Amazon Explains Why S3 Went Down

← Back to Stories (view on slashdot.org)

Amazon Explains Why S3 Went Down

Posted by timothy on Saturday July 26, 2008 @09:33AM from the not-mere-sluttiness dept.

Angostura writes "Amazon has provided a decent write-up of the problems that caused its S3 storage service to fail for around 8 hours last Sunday. It providers a timeline of events, the immediate action take to fix it (they pulled the big red switch) and what the company is doing to prevent re-occurrence. In summary: A random bit got flipped in one of the server state messages that the S3 machines continuously pass back and forth. There was no checksum on these messages, and the erroneous information was propagated across the cloud, causing so much inter-server chatter that no customer work got done."

8 of 114 comments (clear)

Min score:

Reason:

Sort:

Re:for want of a nail ... by Daimanta · 2008-07-26 09:37 · Score: 5, Funny

It was the evil bit...

--
Knowledge is power. Knowledge shared is power lost.
...make lemonade. by fahrbot-bot · 2008-07-26 10:03 · Score: 3, Funny

A random bit got flipped in one of the server state messages...
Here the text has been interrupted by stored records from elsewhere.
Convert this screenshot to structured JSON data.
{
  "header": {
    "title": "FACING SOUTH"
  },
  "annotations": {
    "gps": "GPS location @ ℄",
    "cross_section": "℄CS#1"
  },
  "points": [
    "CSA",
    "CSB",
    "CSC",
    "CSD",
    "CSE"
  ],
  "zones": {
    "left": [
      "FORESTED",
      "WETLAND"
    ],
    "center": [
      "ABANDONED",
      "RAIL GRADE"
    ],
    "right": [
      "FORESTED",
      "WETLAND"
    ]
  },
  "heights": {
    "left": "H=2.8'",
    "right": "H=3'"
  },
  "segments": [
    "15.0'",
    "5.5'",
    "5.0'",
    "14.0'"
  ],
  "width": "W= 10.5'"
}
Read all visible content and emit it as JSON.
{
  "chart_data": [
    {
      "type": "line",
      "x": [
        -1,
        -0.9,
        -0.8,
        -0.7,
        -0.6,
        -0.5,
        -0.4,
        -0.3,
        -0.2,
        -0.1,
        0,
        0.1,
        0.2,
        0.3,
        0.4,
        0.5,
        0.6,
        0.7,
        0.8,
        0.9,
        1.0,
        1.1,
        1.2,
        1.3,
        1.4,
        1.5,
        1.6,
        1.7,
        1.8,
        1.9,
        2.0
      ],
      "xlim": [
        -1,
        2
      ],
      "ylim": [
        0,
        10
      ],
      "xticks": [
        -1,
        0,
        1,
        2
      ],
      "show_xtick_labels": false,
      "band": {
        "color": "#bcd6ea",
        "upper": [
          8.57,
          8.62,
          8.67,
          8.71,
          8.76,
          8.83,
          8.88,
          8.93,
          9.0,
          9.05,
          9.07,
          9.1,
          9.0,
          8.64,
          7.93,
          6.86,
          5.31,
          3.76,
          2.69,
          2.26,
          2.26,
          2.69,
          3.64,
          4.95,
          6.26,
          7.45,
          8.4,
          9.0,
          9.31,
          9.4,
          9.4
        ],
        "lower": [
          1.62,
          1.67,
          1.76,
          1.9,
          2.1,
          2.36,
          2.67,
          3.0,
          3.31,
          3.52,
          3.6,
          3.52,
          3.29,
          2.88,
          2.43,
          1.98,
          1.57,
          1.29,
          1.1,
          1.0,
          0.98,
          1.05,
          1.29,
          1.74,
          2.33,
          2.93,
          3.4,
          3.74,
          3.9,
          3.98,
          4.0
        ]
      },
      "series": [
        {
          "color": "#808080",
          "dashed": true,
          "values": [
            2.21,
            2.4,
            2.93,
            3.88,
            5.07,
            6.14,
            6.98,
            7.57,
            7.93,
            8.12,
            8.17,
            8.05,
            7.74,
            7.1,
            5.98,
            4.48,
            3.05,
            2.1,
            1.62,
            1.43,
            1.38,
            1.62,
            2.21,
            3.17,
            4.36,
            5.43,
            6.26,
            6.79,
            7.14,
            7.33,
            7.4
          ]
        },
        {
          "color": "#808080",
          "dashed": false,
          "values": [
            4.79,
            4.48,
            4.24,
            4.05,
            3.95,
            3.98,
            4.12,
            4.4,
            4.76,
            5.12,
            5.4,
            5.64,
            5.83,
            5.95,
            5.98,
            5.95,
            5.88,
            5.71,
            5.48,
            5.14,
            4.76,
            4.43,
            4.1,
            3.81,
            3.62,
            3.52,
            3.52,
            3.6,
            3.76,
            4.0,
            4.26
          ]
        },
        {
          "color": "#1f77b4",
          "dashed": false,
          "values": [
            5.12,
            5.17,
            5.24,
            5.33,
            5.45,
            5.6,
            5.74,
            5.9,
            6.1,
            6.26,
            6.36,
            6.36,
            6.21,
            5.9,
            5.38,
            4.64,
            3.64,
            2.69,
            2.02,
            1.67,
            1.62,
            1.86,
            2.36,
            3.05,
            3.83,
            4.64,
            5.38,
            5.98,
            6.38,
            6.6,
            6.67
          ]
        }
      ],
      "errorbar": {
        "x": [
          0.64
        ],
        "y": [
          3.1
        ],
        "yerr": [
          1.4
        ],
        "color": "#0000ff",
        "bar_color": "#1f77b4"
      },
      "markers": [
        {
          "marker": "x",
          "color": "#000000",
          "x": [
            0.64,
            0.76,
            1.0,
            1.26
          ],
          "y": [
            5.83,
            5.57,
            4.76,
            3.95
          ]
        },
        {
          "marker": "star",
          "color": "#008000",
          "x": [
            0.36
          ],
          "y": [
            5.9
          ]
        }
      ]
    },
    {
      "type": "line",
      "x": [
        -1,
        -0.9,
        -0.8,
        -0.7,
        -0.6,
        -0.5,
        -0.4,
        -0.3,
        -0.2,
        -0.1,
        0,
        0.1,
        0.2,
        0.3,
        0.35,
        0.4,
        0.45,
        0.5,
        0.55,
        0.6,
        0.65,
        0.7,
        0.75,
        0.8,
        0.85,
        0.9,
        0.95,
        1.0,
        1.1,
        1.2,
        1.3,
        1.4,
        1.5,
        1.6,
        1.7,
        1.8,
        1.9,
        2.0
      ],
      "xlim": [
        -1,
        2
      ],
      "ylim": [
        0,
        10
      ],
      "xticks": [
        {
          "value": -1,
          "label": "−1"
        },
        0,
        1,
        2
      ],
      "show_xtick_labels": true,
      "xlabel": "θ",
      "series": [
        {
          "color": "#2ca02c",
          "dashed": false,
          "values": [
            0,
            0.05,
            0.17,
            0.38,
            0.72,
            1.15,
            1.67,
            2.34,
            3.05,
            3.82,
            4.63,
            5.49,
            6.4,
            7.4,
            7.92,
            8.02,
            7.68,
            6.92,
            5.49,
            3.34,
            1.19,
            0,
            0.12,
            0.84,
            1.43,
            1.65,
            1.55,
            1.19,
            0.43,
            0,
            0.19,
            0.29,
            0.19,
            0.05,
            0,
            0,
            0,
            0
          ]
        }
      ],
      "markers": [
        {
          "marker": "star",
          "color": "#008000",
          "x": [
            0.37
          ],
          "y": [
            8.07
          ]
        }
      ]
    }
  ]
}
Cosmic Rays perhaps? I guess they could line the room with lead, or simply re-market S3 as a Neutrino detector. :-)

--
It must have been something you assimilated. . . .
It was drunk, had father issues, and... by SensitiveMale · 2008-07-26 10:21 · Score: 1, Funny

was trying to hold onto a man?
I'm just guessing here.
Re:Other companies could learn from this... by Anonymous Coward · 2008-07-26 10:34 · Score: 5, Funny

Other companies could learn something from this, unfortunately they won't be able to do anything similar as Amazon has patented the process of explaining technological problems to customers.
It providers a timeline of events by Anonymous Coward · 2008-07-26 11:22 · Score: 1, Funny

It providers a timeline of events
It provideRS? PROVIDERS?!?
I'TS PROVIDED!
Re:for want of a nail ... by iamhassi · 2008-07-26 13:38 · Score: 4, Funny

FTA:
"On Sunday, we saw a large number of servers that were spending almost all of their time gossiping and a disproportionate amount of servers that had failed while gossiping. With a large number of servers gossiping and failing while gossiping, Amazon S3 wasn't able to successfully process many customer requests."

sounds like a restaurant, gossiping servers were failing to process customer requests

--
my karma will be here long after I'm gone
Re:for want of a nail ... by mrmeval · 2008-07-26 13:57 · Score: 2, Funny

1 million code monkeys typing out Aleister Crowley?

--
I'd go on a Vegan diet but the delivery time from Vega is too long. --brownkitty
Re:It's quite an old story - see RFC789 by Gazzonyx · 2008-07-26 15:17 · Score: 4, Funny

[...]
What do they say about those who ignore history?
I think it was, they're doomed to reimplement it... poorly. Or was that Unix? ;)

--
If I mod you up, it doesn't necessarily mean I agree with what you've said, sorry.